Who invented the iPod?
Who invented the iPod?
In 2008, some eagle-eye space cadets pouring over pictures of a NASA space shuttle mission noticed a shiny, silvery object in some of the photos. No, it wasn't a UFO observing humanity's modest steps out into the cosmos. You would have heard about that. Probably. Unless it had been covered up. And it wasn't because there was no UFO. Just trust me on this one.
The object was an Apple iPod. The world's most popular mobile music player had made it to the final frontier, nearly seven years after its debut. And it was appropriate because the iPod has a connection to a very famous fictional spaceship (more to come later).
Astronaut Jose Hernandez using an iPod in Space.
It wasn't easy getting the iPod into space. Its lithium battery had to be replaced with an alkaline battery certified for use on the space shuttle. The device could not be carried aboard the space station because additional certification was required.
The Apple iPod was invented by a small team at Apple headed by CEO Steve Jobs in 2000-2001.
Apple wasn't the first to come up with the idea of a mobile music player; that honor goes to Kane Kramer, a British designer who patented the idea back in 1979. But Kramer wasn't able to make money from his invention and his patent lapsed.
Other manufacturers had been making portable music players in the years before Apple jumped into the game. The high cost of these devices, their limited memory, and a lack of user friendliness meant that none of them really caught on. The Creative Labs Nomad player, for example, cost $429 and had only 32 MB of memory, enough to hold the equivalent of two music CDs.
So, in 2000, Apple decided to see if it could invent something better. The team that Jobs led included:
• Jon Rubinstein, senior vice president of hardware engineering
• Jonathan Ive, senior vice president of design;
• Tony Fadell, engineer;
• Michael Dhuey, engineer
• Tim Wasko, interface designer
Apple's iPod team spent about a year designing and building the new device. Instead of following Apple's custom of doing all the work in house, the team used a reference platform developed by PortalPlayer and hired a company called Pixo to develop the user interface.

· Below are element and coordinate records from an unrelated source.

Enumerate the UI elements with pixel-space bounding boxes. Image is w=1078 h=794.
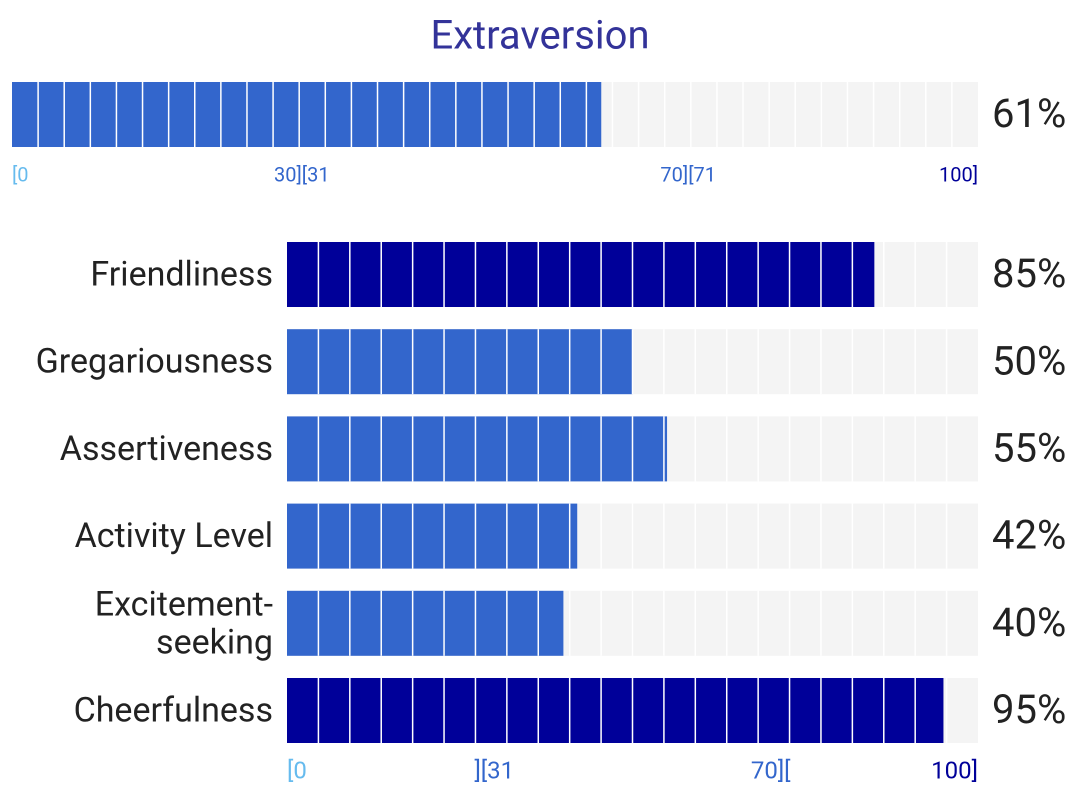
x-tick-label: 30][31	[274, 162, 330, 186]
x-tick-label: 100]	[931, 756, 978, 784]
category-label: Assertiveness	[60, 429, 273, 469]
x-tick-label: [0	[287, 756, 307, 784]
chart-title: Extraversion	[430, 12, 649, 59]
value-label: 95%	[992, 686, 1066, 733]
bar	[12, 82, 602, 147]
value-label: 55%	[992, 424, 1066, 471]
x-tick-label: 100]	[939, 162, 978, 186]
category-label: Excitement-seeking	[95, 584, 273, 662]
x-tick-label: ][31	[474, 756, 514, 784]
value-label: 61%	[992, 90, 1066, 137]
category-label: Cheerfulness	[74, 690, 273, 730]
bar	[287, 416, 668, 482]
bar	[287, 329, 633, 395]
bar	[287, 590, 564, 656]
bar	[287, 242, 875, 307]
value-label: 50%	[992, 337, 1066, 384]
value-label: 42%	[992, 512, 1066, 559]
bar	[287, 503, 578, 569]
x-tick-label: [0	[12, 162, 29, 186]
category-label: Friendliness	[90, 254, 273, 294]
value-label: 85%	[992, 250, 1066, 297]
category-label: Activity Level	[75, 516, 273, 556]
x-tick-label: 70][71	[660, 162, 716, 186]
x-tick-label: 70][	[751, 756, 791, 784]
value-label: 40%	[992, 599, 1066, 646]
bar	[287, 678, 944, 743]
category-label: Gregariousness	[36, 342, 273, 382]
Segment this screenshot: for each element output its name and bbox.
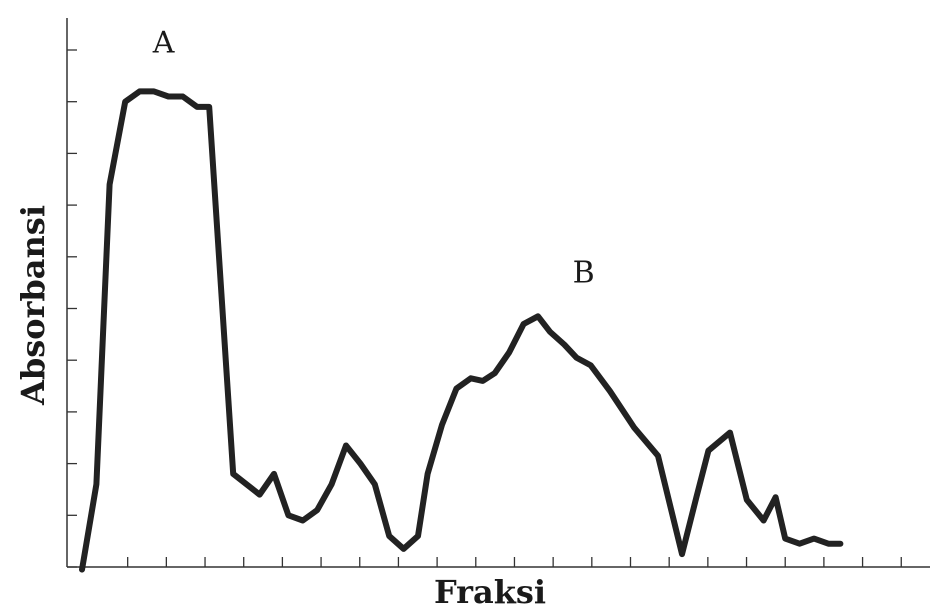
x-axis-label: Fraksi [434,573,546,605]
peak-label-a: A [152,26,175,61]
peak-label-b: B [573,256,595,291]
y-axis-label: Absorbansi [14,205,52,406]
chart-axes [66,18,930,568]
chart-series [79,88,844,573]
chart-annotations: AB [152,26,595,291]
series-line [79,88,844,573]
chart-ticks [67,49,902,568]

It was during the preparation to launch the music player that iPod got its name and its connection to space. After seeing a prototype, a freelance copywriter named Vinnie Chieco thought of the line, “Open the pod bay door, Hal!”, from "2001: A Space Odyssey." Astronaut David Bowman makes that demand while inside one of the shuttle pods of the larger Discovery spaceship. Chieco saw the shuttle pod and Discovery as analogous to the music player and the computer.
On Oct. 23, 2001, Jobs unveiled the first iPod, which had a 5 GB hard drive that could hold as many as 1,000 songs. The iPod had a sleek look, a clean design, and was easy to use. The device became a hit, forever changing the portable media player market.
Apple's invention has dominated the market since then, with more than 300 million iPods worldwide. The company has made continuous improvements in the iPod since introducing it more than a decade ago. Today's iPods can hold up to 160 GB of material.